The full monograph, which details how IARC reached its decision, is expected to be released this month.
Monsanto senior scientist Donna Farmer said in a media call that the company is hiring the Intertek Scientific and Regulatory Consultancy to convene the panel that will be made up of more than 10 "independent, globally recognized experts in a range of fields."
Monsanto CEO Brett Begemann said it's important that IARC's monograph "be reviewed carefully to find out how they reached such a different conclusion" about the safety of glyphosate than regulatory agencies around the world.

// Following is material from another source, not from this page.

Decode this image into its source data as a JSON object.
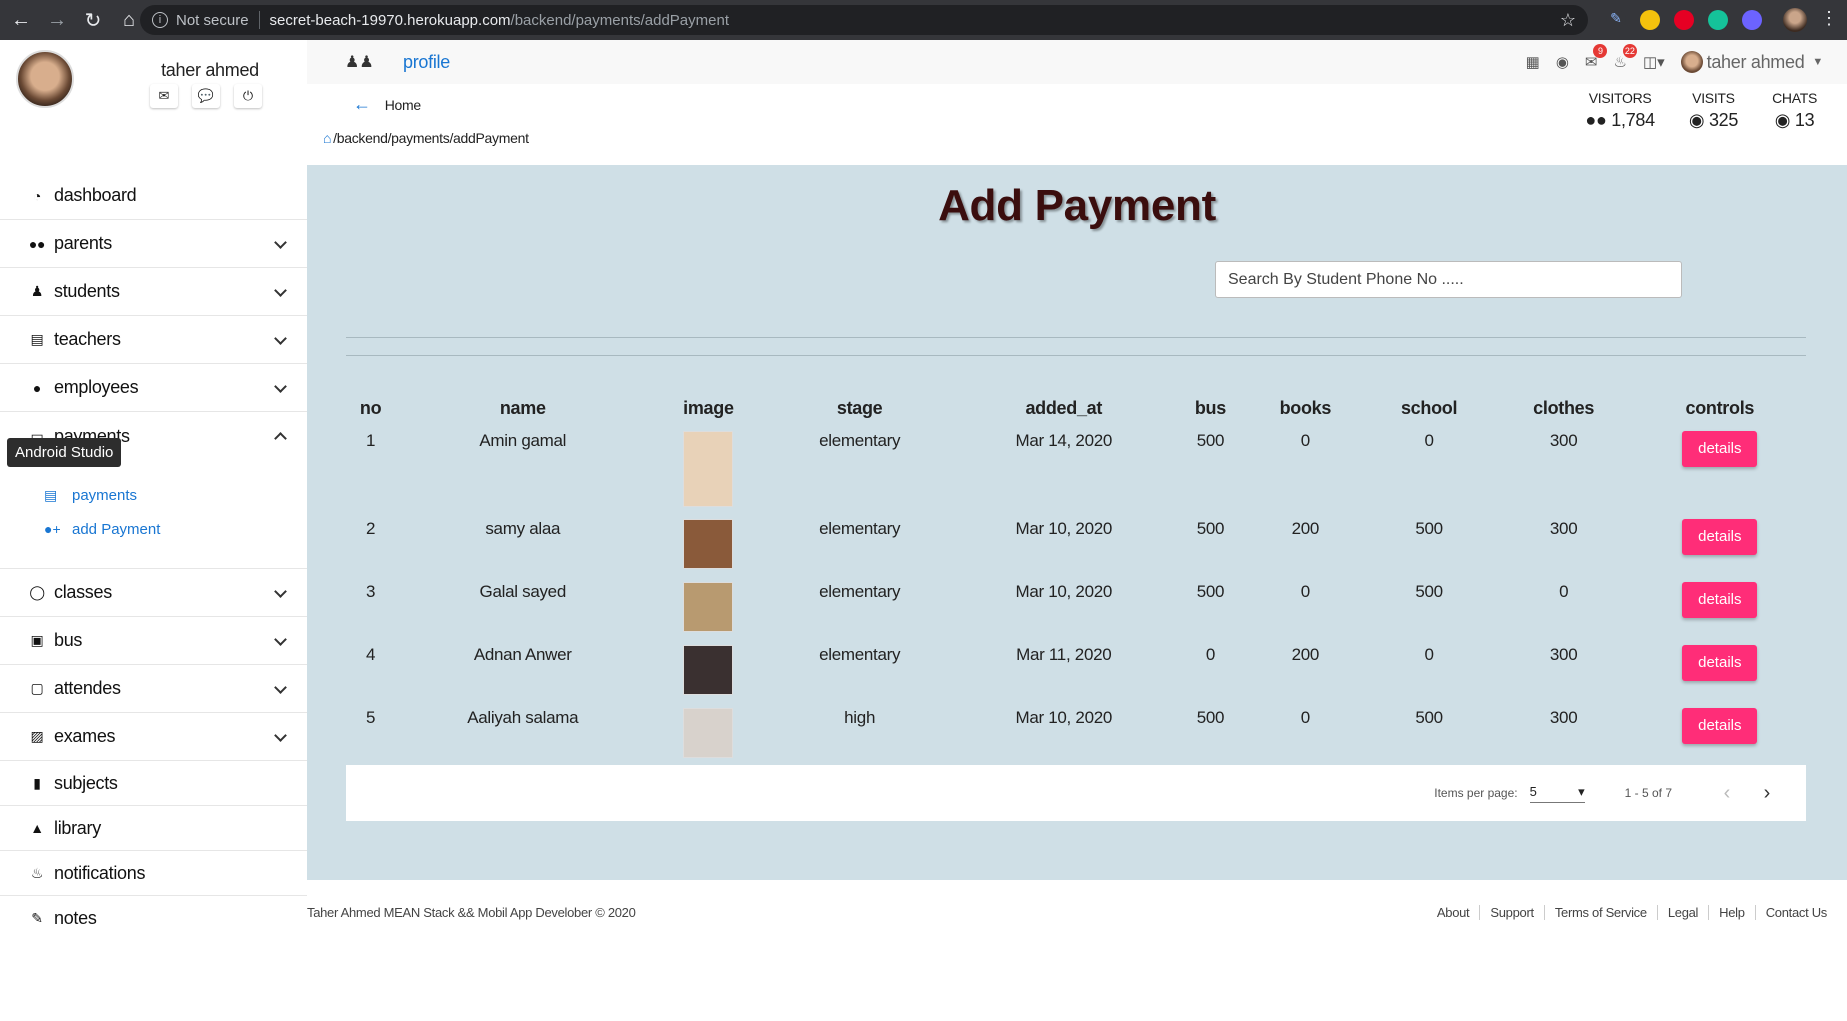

He emphasized the IARC reviews cancer hazards, but "doesn't assess real world risk or exposure."
Begemann added, "It's a sad day when people are confused about a product that has such an incredible safety record. We hope we can clarify some of that [with this panel] and settle down some of the confusion."
In the U.S. Environmental Protection Agency's review of glyphosate, the EPA concluded the herbicide does not pose a risk to human health if used according to instructions on the label.
The German Risk Agency (BfR) is conducting a glyphosate registration review that began in 2012 for the European Union. In an update on the investigation released in January, it said the review "did not provide any indications that glyphosate has carcinogenic [effects]."
Farmer said the Intertek panel will have ultimate control over its schedule, but should conclude its analysis within the next couple of months and will disclose its conclusions for public review.